New Jersey has a center-right electorate? That’s what Alan Steinberg thinks — despite electoral evidence going back almost two decades. Consider: Democrats have won three of the last five gubernatorial races, the last five presidential races in New Jersey by decent margins, the last 10 Senate races, own majorities in both houses of the state Legislature and eight of 13 seats in Congress.

The state is far from conservative, showing a decide tilt to blue candidates as its default position, except when special circumstances present themselves. The Florio backlash is the primary example of this, his tax hike resulting in the Democrats losing the Legislature and Christie Whitman nearly toppling U.S. Sen.

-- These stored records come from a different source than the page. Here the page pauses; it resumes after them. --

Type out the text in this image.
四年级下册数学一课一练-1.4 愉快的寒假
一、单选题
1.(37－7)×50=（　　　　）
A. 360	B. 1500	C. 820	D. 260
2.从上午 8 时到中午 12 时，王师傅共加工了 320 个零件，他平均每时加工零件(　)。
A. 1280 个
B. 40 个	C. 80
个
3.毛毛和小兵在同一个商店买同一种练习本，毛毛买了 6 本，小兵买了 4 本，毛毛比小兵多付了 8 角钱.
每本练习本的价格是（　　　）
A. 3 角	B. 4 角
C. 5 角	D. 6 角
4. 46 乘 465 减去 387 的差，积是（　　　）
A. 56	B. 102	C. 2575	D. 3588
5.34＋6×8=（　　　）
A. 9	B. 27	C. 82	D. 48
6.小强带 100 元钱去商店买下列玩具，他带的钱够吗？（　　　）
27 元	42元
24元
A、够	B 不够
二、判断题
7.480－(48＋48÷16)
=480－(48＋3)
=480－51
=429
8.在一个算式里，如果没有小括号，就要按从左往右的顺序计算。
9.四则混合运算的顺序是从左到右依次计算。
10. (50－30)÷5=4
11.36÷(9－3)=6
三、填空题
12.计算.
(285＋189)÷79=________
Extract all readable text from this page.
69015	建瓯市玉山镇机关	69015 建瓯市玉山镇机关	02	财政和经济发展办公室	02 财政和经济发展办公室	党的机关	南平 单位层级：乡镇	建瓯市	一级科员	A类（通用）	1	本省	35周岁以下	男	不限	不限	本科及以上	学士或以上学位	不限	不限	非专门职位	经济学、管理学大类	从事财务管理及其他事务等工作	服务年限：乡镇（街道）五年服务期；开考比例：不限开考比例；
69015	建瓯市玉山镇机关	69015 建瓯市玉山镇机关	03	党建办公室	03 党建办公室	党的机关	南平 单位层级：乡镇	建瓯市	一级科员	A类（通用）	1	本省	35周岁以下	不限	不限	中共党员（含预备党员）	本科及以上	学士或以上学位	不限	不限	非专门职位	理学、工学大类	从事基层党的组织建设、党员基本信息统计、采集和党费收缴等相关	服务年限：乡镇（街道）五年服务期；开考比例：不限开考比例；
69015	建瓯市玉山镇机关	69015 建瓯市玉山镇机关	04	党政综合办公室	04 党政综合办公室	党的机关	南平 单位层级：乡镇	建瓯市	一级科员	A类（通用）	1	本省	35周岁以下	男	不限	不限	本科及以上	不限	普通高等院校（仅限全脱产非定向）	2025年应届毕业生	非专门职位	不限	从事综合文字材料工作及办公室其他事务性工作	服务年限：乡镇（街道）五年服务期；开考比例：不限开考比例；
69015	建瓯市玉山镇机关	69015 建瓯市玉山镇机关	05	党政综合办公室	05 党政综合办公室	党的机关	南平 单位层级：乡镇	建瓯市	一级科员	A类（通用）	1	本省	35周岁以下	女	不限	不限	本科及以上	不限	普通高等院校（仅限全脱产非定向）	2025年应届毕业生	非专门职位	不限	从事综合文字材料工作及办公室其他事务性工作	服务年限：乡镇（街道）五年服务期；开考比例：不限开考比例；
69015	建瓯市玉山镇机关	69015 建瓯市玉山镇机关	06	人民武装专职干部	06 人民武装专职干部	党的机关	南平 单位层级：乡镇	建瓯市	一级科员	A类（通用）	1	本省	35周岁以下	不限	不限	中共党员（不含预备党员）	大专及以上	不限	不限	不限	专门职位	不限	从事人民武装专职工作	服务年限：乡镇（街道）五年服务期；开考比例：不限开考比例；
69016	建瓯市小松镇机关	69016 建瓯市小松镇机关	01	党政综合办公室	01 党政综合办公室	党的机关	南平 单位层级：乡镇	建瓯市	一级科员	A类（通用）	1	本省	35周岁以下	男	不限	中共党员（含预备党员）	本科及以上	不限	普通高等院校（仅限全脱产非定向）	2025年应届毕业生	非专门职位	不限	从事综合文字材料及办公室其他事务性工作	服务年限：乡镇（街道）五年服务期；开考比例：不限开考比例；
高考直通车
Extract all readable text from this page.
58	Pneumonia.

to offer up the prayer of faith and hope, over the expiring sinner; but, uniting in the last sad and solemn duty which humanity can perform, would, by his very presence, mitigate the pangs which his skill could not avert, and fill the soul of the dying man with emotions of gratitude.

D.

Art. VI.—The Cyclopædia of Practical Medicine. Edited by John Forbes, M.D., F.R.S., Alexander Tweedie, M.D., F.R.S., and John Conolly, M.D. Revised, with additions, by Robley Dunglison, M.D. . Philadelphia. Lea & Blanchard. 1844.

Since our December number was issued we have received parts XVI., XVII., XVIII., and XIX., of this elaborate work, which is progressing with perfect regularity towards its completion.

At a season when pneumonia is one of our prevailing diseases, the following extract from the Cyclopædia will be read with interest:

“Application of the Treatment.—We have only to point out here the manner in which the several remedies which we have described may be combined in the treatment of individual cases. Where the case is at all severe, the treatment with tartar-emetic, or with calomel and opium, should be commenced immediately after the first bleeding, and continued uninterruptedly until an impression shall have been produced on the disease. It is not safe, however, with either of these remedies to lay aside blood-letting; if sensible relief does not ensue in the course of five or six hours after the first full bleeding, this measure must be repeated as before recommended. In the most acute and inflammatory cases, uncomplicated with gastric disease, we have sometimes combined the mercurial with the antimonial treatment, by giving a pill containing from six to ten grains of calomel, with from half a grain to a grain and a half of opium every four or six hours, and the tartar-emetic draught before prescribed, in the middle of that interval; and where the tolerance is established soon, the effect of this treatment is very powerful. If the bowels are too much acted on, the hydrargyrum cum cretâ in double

Bill Bradley before she won the Statehouse.

The Menendez win in 2006 is instructive. He was losing in the polls throughout much of the year to state Sen. Tom Kean Jr., the son of the state’s most popular governor. The polls, however, showed a decent-size number of undecided voters, most of whom broke for Menendez despite the ethical cloud that had formed above his head. Part of the reason was the ugly campaign waged by Kean, which undercut what made him an attractive candidate in the first place — his likeability. That, combined with the electoral default, resulted in a near double-digit win for Mendendez.

Jon Corzine is in a similar position to Menendez, but also shares some of the huge obstacles that Florio faced in 1993. There is no doubt that taxes are a major concern for New Jersey voters — with most saying they are not prepared to back tax-hikers.

But it is early and it remains to be seen whether Christie can capitalize, whether he can convince voters that he can fix the state’s deep-rooted budgetary mess without asking voters for more money or cutting programs they’ve come to rely on.

But center-right? You’ve got to be kidding.